Grassfed beef requires grass, we are grass farmers first. For grass to grow we need water and we will take it in any form; rain, dew, ice and snow. This time of year we start to think about a few things:
- What is our current soil moisture levels?
- Are we ready for snow?
In a previous post from 2014 we wrote about how important soil moisture is at this time of the year. Soil moisture now, has a big impact on the grass (and beef) we grow next year. We are going into the 2017 “water year” in good shape.
Are we ready for snow? This summer we have been “stockpiling” grass in our pastures for the approaching non-growing season. Do you see a problem in the photo below?
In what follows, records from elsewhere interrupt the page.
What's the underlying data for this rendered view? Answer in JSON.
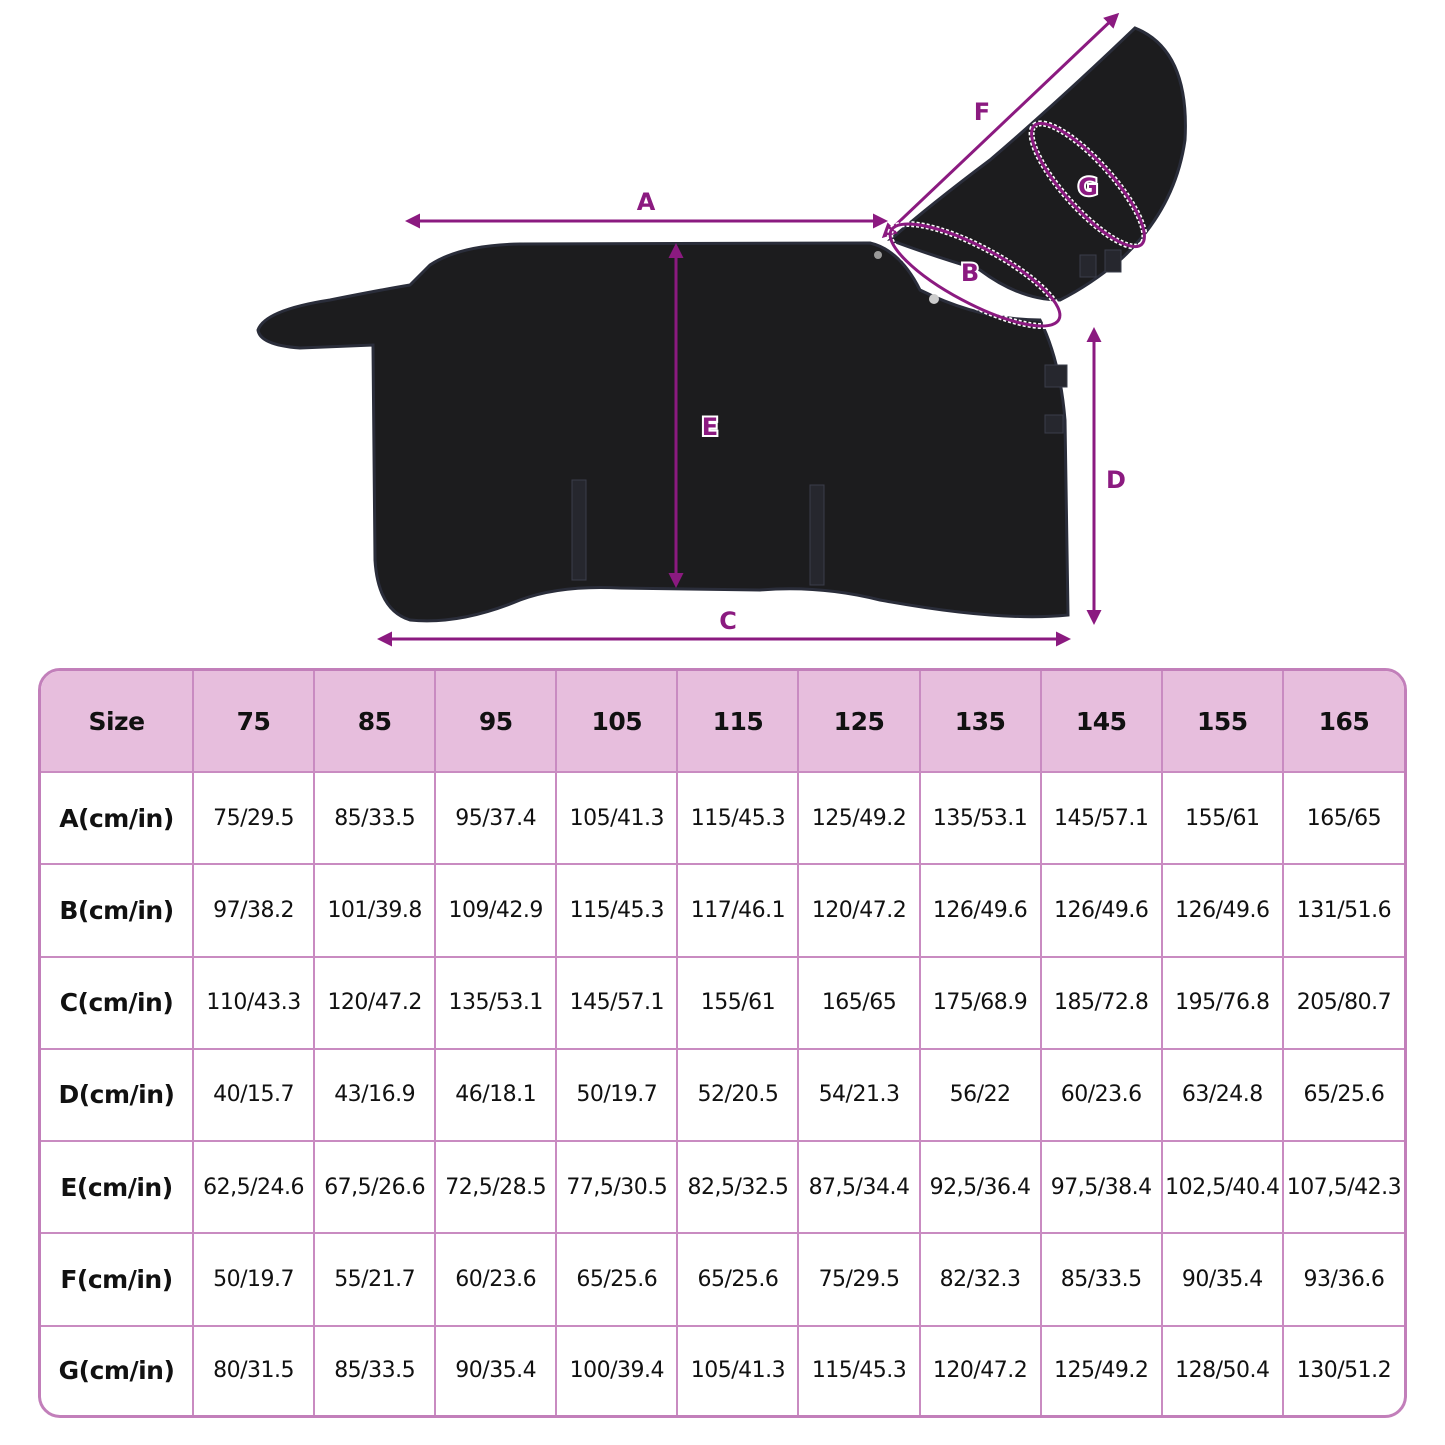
{
  "diagram": {
    "labels": {
      "A": "A",
      "B": "B",
      "C": "C",
      "D": "D",
      "E": "E",
      "F": "F",
      "G": "G"
    },
    "accent_color": "#8b1a80",
    "product_color": "#1c1c1e"
  },
  "table": {
    "header_color": "#e7bedd",
    "border_color": "#c98bc1",
    "columns": [
      "Size",
      "75",
      "85",
      "95",
      "105",
      "115",
      "125",
      "135",
      "145",
      "155",
      "165"
    ],
    "rows": [
      {
        "label": "A(cm/in)",
        "values": [
          "75/29.5",
          "85/33.5",
          "95/37.4",
          "105/41.3",
          "115/45.3",
          "125/49.2",
          "135/53.1",
          "145/57.1",
          "155/61",
          "165/65"
        ]
      },
      {
        "label": "B(cm/in)",
        "values": [
          "97/38.2",
          "101/39.8",
          "109/42.9",
          "115/45.3",
          "117/46.1",
          "120/47.2",
          "126/49.6",
          "126/49.6",
          "126/49.6",
          "131/51.6"
        ]
      },
      {
        "label": "C(cm/in)",
        "values": [
          "110/43.3",
          "120/47.2",
          "135/53.1",
          "145/57.1",
          "155/61",
          "165/65",
          "175/68.9",
          "185/72.8",
          "195/76.8",
          "205/80.7"
        ]
      },
      {
        "label": "D(cm/in)",
        "values": [
          "40/15.7",
          "43/16.9",
          "46/18.1",
          "50/19.7",
          "52/20.5",
          "54/21.3",
          "56/22",
          "60/23.6",
          "63/24.8",
          "65/25.6"
        ]
      },
      {
        "label": "E(cm/in)",
        "values": [
          "62,5/24.6",
          "67,5/26.6",
          "72,5/28.5",
          "77,5/30.5",
          "82,5/32.5",
          "87,5/34.4",
          "92,5/36.4",
          "97,5/38.4",
          "102,5/40.4",
          "107,5/42.3"
        ]
      },
      {
        "label": "F(cm/in)",
        "values": [
          "50/19.7",
          "55/21.7",
          "60/23.6",
          "65/25.6",
          "65/25.6",
          "75/29.5",
          "82/32.3",
          "85/33.5",
          "90/35.4",
          "93/36.6"
        ]
      },
      {
        "label": "G(cm/in)",
        "values": [
          "80/31.5",
          "85/33.5",
          "90/35.4",
          "100/39.4",
          "105/41.3",
          "115/45.3",
          "120/47.2",
          "125/49.2",
          "128/50.4",
          "130/51.2"
        ]
      }
    ]
  }
}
Grass looks good in the photo. Pasture soils are covered to protect the stored moisture and ready to capture more moisture through the coming months. The problem? The photo shows one of our few permanent fence lines (red arrow) that is all grown up in grass. We construct daily paddocks using electrical poly wire and we count on these few permanent fence lines to supply the power. The stockpiled grass will accumulate snow and bury this fence line making it unusable.
Cows to the rescue.
The photo above shows how we are currently going around all of our permanent fence lines concentrating the herd to stomp down and eat the grass along our fence lines. The cattle love their work of preparing the fence lines that protect them year round.
Once the cows complete the job, if we do get that big snow storm, our fences will not be buried. The fence lines will continue to function, keeping cattle where we plan to move them.
What about the cows and the stockpiled grass if we get lots of snow? We do have some hay in the barn as “insurance” and to supplement as needed. In addition, take a look at our previousl post about cattle grazing snow. Our cows live in our pastures 24/7/365, snow is something they have no problem dealing with.